I don’t buy it. For one thing, neither Adams nor Streep has this year’s steamroller campaign of inevitability. That would be Cate Blanchett, and she’s nominated in the other Best Actress category (which is amusing because “Blue Jasmine” is funnier than at least a couple of these comedy nominees). Most of the surprises in this category happen, historically, when the eventual Oscar winner is over in Drama picking up another award that even the HFPA probably find a little dull, if still entirely deserving.
Remember the 66th Golden Globe Awards? They were wonderful. Sure, “Slumdog Millionaire” got its kinda bland endorsement from yet another awards body, but the Musical/Comedy acting trophies went to a couple of brilliant, unexpected people. Colin Farrell won for “In Bruges” and Sally Hawkins won for “Happy-Go-Lucky.” This was possible, in part, because the following Oscar race would coalesce around people nominated in the Drama categories. The intervening four years haven’t exactly been thrilling in comparison.
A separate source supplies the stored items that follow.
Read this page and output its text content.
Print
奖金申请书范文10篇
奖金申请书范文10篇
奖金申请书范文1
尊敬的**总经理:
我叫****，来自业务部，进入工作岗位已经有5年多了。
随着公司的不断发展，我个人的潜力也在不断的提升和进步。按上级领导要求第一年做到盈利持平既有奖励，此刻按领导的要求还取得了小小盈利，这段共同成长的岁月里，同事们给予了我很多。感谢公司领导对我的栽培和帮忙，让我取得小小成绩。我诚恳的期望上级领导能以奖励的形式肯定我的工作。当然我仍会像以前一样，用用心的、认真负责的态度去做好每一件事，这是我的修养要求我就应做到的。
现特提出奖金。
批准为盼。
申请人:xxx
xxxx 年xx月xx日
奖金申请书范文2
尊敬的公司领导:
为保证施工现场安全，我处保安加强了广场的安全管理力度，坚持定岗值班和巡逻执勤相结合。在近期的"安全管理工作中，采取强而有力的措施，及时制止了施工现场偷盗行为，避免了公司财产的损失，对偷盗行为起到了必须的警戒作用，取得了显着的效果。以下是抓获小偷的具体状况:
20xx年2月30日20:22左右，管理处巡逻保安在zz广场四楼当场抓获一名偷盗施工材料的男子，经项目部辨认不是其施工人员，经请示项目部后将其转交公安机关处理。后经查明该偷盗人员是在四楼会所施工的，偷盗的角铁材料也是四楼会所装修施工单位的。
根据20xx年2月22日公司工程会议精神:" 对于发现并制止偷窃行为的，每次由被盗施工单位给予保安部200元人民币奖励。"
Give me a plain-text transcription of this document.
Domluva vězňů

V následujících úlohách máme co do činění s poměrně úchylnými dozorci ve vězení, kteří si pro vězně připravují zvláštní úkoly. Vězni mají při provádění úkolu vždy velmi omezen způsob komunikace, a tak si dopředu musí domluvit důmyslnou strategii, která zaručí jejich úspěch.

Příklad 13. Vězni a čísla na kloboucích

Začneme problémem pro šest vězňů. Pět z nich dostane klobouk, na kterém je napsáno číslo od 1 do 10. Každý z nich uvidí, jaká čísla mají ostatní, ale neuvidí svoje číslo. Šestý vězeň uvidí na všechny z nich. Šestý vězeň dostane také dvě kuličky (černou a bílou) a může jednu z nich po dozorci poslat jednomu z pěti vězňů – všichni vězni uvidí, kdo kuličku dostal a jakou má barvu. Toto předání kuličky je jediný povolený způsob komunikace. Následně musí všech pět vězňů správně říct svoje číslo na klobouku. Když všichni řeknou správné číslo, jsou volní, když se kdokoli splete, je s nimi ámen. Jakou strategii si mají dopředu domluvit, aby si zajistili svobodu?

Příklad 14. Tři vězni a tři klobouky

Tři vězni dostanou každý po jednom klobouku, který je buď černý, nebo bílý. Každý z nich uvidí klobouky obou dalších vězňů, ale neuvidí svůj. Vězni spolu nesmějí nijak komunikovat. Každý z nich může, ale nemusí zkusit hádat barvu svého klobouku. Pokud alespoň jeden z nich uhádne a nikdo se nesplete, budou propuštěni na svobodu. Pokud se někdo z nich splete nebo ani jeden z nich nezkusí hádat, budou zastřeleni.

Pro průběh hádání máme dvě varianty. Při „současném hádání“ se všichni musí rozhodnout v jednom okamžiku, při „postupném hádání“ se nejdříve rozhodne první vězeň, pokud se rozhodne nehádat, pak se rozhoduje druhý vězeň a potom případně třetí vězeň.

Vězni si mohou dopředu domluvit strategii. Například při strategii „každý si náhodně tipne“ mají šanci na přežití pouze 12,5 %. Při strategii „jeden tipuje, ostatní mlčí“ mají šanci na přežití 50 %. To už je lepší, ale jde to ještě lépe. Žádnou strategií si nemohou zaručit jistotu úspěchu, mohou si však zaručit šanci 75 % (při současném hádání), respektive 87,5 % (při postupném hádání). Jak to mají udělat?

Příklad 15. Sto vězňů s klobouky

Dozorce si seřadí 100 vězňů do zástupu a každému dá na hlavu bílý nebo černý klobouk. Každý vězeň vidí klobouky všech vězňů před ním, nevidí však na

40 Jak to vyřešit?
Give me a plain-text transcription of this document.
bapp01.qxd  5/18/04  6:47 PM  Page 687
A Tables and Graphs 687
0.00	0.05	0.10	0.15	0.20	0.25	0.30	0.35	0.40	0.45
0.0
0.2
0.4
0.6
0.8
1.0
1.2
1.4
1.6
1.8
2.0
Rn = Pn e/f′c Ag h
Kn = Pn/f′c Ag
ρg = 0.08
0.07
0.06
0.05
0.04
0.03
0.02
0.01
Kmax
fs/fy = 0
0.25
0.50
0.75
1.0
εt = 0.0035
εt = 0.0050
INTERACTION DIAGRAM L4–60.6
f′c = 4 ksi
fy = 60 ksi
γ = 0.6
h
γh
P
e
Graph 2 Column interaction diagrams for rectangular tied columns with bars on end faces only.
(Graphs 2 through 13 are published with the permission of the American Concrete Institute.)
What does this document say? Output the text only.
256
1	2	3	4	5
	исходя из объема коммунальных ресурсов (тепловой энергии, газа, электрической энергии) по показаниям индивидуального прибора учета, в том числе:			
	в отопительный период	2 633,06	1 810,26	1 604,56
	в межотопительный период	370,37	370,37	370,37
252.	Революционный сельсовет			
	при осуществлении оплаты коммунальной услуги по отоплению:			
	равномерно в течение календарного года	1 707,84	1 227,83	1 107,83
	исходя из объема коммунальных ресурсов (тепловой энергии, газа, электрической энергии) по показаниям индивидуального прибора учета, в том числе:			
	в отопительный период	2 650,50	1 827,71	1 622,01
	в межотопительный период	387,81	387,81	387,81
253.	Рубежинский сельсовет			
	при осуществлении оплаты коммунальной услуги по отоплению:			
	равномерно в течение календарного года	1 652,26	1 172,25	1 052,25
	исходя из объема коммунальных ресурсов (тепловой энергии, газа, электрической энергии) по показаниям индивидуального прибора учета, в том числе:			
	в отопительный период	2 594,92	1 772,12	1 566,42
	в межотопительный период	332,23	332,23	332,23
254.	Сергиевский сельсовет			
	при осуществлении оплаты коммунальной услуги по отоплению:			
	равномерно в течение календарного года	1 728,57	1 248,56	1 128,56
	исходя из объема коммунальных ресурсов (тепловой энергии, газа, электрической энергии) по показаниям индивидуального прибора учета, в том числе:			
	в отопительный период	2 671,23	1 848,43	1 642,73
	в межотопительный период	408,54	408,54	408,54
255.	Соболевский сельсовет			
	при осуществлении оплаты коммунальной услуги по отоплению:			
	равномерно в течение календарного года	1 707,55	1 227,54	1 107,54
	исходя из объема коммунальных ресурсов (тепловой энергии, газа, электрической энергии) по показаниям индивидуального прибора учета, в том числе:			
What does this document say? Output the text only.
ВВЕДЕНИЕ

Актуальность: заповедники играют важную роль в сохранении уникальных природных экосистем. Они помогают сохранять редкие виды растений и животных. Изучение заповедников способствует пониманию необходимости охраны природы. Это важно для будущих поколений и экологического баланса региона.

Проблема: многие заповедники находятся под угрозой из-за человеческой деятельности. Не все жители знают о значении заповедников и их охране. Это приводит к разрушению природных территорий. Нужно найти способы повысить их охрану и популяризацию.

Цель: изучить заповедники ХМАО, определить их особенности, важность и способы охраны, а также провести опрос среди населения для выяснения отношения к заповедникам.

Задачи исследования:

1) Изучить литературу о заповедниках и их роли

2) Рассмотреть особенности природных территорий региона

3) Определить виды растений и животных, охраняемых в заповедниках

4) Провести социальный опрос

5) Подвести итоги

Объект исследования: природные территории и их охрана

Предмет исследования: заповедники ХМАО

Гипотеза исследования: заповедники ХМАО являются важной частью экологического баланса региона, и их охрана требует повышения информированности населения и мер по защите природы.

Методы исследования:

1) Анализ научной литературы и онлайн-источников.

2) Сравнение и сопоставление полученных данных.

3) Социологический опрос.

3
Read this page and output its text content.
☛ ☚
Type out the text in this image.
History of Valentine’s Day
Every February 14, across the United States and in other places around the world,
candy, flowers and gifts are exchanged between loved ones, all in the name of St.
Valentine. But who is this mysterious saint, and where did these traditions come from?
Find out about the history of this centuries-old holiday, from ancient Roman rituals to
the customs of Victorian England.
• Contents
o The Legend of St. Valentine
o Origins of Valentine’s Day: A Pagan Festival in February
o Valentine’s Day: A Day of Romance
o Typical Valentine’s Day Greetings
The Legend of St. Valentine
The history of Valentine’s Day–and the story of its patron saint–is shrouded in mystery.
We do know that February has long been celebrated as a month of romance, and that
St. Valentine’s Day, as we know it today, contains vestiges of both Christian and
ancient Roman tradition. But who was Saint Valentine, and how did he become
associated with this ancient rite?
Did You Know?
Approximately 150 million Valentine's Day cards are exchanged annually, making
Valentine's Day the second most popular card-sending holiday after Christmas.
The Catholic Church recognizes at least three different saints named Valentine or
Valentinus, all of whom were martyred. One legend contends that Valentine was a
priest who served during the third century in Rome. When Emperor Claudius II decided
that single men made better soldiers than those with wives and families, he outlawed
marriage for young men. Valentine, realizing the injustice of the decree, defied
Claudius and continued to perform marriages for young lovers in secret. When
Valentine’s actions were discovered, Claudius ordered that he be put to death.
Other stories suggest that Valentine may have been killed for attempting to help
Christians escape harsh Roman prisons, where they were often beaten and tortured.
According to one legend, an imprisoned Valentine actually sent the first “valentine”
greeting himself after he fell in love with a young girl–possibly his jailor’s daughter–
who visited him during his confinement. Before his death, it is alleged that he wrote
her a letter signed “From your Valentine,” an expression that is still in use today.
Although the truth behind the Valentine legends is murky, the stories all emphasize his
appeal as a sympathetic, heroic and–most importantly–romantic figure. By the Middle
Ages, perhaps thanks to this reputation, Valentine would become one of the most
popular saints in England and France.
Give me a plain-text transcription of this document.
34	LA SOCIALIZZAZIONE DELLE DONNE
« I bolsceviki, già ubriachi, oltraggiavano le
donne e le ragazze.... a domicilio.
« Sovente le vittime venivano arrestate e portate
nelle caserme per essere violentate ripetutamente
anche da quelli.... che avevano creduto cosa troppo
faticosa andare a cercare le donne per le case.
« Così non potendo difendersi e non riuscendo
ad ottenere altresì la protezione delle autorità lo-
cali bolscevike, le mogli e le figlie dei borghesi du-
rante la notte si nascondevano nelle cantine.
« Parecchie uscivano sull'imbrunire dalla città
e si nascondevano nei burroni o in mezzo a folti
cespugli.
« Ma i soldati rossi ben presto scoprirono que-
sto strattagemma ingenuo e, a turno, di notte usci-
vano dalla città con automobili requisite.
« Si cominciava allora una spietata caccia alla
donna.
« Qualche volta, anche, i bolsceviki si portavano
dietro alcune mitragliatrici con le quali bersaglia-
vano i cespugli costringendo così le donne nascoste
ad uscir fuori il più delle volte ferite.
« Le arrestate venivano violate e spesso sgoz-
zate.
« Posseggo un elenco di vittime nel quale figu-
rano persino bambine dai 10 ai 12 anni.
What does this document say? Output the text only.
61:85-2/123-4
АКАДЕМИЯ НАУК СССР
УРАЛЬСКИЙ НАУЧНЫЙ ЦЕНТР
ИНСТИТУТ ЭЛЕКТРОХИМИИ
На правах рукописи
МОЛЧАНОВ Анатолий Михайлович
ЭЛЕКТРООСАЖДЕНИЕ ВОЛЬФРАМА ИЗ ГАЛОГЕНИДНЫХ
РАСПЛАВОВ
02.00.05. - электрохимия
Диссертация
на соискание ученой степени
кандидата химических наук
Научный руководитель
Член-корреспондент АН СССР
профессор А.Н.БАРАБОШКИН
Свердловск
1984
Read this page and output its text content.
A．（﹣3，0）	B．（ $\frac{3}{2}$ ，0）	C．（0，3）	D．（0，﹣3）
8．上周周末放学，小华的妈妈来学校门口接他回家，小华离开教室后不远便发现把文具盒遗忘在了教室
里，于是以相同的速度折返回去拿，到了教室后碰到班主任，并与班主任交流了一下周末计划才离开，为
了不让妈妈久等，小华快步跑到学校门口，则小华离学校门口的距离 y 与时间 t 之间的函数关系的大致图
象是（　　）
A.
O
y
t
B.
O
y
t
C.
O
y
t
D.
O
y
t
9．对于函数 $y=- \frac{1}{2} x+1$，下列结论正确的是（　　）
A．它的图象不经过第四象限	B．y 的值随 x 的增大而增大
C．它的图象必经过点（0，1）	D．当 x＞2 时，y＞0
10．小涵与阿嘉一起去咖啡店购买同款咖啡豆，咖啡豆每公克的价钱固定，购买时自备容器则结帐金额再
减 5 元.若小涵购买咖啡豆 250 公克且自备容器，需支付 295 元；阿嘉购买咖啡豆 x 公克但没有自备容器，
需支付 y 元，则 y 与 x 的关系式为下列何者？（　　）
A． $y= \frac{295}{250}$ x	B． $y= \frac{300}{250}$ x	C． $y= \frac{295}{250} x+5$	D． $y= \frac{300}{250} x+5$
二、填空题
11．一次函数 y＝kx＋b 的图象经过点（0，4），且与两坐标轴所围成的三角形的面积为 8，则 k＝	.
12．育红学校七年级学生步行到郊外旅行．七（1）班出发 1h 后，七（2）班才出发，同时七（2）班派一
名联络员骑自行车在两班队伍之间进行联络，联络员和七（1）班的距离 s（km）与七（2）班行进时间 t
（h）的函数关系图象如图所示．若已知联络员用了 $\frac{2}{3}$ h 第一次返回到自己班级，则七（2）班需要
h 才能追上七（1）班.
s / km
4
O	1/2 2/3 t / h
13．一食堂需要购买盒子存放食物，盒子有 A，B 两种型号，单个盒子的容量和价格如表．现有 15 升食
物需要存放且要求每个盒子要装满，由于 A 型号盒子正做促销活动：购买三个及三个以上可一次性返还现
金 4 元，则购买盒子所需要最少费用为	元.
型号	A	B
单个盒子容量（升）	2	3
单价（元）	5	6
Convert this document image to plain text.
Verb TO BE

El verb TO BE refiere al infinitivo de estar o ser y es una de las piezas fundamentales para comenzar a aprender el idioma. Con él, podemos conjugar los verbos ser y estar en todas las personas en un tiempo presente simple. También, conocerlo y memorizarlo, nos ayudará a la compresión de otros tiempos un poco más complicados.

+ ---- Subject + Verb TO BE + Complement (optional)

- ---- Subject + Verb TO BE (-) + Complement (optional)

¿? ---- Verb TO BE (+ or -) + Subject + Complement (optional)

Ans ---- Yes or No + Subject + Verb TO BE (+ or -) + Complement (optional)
I bring this up, of course, because “Happy-Go-Lucky” and “Frances Ha” are basically the same movie. Sure, one of them is in black and white and set in New York, while the other is in a fully-colored London. Yet they’re both admittedly quirky and effortlessly intuitive character studies of two young women trying to figure out how to live, for real. Neither is an obvious candidate for big awards attention. The Hollywood focus of the Independent Spirit Awards may even partially explain why Gerwig didn’t even get a nomination there, despite the critical success of her very Gotham-centric film.
Hawkins won, I believe, because her performance and the film around her are irresistible. She and Mike Leigh wielded that character like a weapon of charm and clutzy resilience. It’s the same for Gerwig, Noah Baumbach and “Frances Ha.” Maybe it’s a long shot, and maybe I’m ruining it just by typing it out loud, but if there’s a single award in the entire circuit that was made for this particular performance, it’s the Golden Globe for Best Actress – Musical/Comedy.